Government must stop militarising our biggest challenges

Sep 9, 2020

Proposed legislation to enable the PM to declare a national emergency and call in the troops appears to be yet another example of the government’s dangerous tendency to militarise our biggest challenges, including climate change.

The Australian government is planning new legislation to enable the PM to declare a national emergency or disaster and deploy the Australian Defence Force within Australia.  Bushfires and pandemics have been cited as possible triggers for such a declaration.  The proposal comes in the wake of ADF personnel helping to enforce quarantine restrictions in Melbourne.

Prime Minister Morrison stated that he believed there was “a clear community expectation that the Commonwealth should have the ability to respond in times of national emergencies and disasters, particularly through deployment of our defence forces ….”.

However this raises important questions and concerns, a key one being the implied priority given to military capacity rather than civilian capacity to address non-military threats (such as pandemics and bushfires).   The risk is that civilian agencies will continue to be under-resourced to do their job, while funding and priorities are skewed even further towards military “solutions”.  Military spending in Australia is already sacrosanct, with the PM recently confirming an additional $270 billion over 10 years (over and above the annual defence budget).  More far-reaching roles for the ADF could serve as a further pretext for prioritising military defence over other needs, including health and bushfire preparedness.

On health, why is it that our health services were not prepared and resourced for a possible pandemic (which had been predicted), and are not prepared for the health impacts of climate change, while there seems no limit to the resources available to prepare us for possible wars?

On the matter of bushfires, why is it that our fire and emergency services have been denied the capacities and priority they need to keep us safe, when horrific bushfires and other “natural” disasters in future are a near certainty?   Last year the PM refused to meet with fire and emergency chiefs to discuss the bushfire crisis that they knew was coming. One doesn’t imagine he’d refuse to meet with our defence chiefs if an invasion of Australia was imminent.  Requests for additional water-bombing planes have been denied, while major military acquisitions appear to sail through approval processes for vastly greater sums.

While one might argue that health, bushfire preparedness and defence come from different budgets and jurisdictions, we should as a nation be discussing where our major threats lie and allocating resources accordingly.  Climate-related disasters would feature strongly in such discussions.

The Defence Department itself states that the ADF is “not trained, equipped or certified to undertake ground-based or aerial bush firefighting”.  Therefore, why not better resource those who are trained and certified for the job?   We run risks in not doing so.  The devastating bushfire that burnt over 80% of Namadgi National Park in the ACT in January 2020 was started by an army helicopter.  In October 2013 an army explosives training exercise caused a fire in the Blue Mountains that burnt more than 47,000 hectares of bushland.  “Good at fighting off invaders” doesn’t necessarily equal “good in bushfire zones”.

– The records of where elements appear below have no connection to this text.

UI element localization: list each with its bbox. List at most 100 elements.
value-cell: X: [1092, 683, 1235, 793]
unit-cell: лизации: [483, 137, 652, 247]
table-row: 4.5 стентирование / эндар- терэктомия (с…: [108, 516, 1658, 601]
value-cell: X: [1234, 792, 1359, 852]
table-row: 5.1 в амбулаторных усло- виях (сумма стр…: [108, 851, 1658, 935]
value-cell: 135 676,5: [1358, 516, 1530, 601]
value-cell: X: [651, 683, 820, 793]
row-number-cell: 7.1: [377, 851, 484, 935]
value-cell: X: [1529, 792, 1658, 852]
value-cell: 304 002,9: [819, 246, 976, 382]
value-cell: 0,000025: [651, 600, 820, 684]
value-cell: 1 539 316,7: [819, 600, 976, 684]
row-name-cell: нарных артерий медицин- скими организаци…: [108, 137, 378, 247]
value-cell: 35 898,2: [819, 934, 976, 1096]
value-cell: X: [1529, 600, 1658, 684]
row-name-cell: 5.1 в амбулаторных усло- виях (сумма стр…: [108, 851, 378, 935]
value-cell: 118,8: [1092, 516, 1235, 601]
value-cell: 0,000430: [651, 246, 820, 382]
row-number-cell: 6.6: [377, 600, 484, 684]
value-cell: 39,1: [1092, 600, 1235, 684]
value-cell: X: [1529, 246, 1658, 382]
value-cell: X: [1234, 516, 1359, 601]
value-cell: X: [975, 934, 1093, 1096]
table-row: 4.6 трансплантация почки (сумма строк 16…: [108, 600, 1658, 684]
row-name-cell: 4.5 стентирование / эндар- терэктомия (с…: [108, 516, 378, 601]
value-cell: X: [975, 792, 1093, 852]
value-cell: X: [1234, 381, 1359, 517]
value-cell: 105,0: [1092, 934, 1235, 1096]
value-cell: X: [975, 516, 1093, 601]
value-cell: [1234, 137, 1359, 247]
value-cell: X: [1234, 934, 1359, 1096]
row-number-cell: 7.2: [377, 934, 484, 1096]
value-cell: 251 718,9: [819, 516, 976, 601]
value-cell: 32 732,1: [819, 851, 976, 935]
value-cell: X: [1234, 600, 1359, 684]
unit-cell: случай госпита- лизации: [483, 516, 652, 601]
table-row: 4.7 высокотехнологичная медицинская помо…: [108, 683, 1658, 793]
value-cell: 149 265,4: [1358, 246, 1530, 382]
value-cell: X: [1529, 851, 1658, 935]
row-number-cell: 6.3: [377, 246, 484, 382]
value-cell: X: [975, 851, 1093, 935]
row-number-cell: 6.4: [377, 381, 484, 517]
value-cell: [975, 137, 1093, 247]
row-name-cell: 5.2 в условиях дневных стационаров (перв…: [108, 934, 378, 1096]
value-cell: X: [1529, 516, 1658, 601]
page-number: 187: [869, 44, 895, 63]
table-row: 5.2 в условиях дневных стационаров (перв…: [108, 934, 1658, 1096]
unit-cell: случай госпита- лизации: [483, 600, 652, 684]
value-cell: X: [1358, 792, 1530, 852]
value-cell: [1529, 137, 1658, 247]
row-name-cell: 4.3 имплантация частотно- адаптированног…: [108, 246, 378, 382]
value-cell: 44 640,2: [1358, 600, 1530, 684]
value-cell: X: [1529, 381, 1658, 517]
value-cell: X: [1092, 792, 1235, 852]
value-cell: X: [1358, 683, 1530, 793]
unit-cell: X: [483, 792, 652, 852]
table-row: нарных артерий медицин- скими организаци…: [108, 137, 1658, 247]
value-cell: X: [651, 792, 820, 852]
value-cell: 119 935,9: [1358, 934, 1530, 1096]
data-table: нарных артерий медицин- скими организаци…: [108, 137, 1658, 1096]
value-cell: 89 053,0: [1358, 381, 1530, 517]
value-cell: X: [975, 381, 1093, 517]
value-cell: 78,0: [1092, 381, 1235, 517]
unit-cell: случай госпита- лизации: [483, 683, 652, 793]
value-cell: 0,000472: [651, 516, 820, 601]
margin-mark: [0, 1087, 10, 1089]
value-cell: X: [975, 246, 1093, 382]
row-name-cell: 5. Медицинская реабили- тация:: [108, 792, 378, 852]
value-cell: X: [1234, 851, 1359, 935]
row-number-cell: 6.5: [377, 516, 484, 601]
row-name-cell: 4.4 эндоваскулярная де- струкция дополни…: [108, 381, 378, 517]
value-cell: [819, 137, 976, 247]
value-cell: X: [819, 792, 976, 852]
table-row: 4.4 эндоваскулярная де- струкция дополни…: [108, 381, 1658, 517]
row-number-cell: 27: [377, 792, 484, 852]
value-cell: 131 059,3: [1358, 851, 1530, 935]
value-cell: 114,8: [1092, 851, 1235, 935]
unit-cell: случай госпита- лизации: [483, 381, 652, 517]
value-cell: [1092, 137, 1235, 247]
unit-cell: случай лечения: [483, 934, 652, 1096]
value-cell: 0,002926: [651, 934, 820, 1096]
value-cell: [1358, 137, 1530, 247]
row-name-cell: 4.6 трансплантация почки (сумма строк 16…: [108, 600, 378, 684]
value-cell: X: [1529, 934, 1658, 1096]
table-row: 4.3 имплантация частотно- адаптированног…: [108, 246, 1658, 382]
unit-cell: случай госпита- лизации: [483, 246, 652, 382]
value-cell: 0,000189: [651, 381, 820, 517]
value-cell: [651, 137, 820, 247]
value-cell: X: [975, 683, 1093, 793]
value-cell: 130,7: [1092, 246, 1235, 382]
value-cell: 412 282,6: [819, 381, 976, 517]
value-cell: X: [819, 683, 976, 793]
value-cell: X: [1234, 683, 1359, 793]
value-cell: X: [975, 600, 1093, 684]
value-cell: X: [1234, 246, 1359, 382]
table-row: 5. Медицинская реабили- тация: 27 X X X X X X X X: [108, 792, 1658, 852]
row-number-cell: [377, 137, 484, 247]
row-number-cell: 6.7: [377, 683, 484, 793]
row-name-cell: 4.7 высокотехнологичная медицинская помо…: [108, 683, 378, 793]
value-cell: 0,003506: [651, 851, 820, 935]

If our health and emergency agencies were properly funded and equipped, there may still be occasions in future where ADF personnel and resources are needed in civil emergencies, but such occasions should be rare and non-controversial.

A further concern with the proposed legislation is the serious risk of abuse, especially for a “khaki” electoral advantage.  We shouldn’t imagine that such a thing can’t happen here.  In the lead up to the 2007 election, PM Howard deployed troops to the NT, citing a ‘national emergency’ in relation to conditions in Indigenous communities.  The communities themselves were barely consulted, and the intervention left them humiliated, traumatised and shamelessly misrepresented in an unsuccessful attempt to gain a political advantage.

Abuse by a PM of the power to send in the troops could also occur in situations of civil unrest.  Ugly scenes from the US of militarised force against protests in Portland, Oregon, over the objections of local officials, may seem far removed from Australia, but we should nevertheless be very wary of legislation that helps militarise ill-defined “national emergencies”.

To emphasise the capacity for abuse of the power to deploy troops, we should look at the sorry history of the decision-making processes that have occurred to send our troops overseas to war. Prime Ministers, such as Howard in 2003, have abused the process, sidelined parliament and made catastrophic decisions, such as to involve Australia in the invasion of Iraq.

Perhaps the greatest irony in the PM’s proposal is that it comes from a leader who strenuously ignores the underlying cause of the growing threat from “natural” disasters – our climate emergency.  If our PM were seriously concerned about the bushfire threat, he would be focussing on urgent and rapid carbon reductions, not for the ability to call in the military.  He would be heeding our Pacific neighbours’ urgent call for climate action to address what the Pacific Islands Forum last August called the “single greatest threat” they face, rather than prioritising military aid and cooperation for the region.

The proposed legislation appears to be yet another example of the government’s dangerous tendency to militarise our biggest challenges.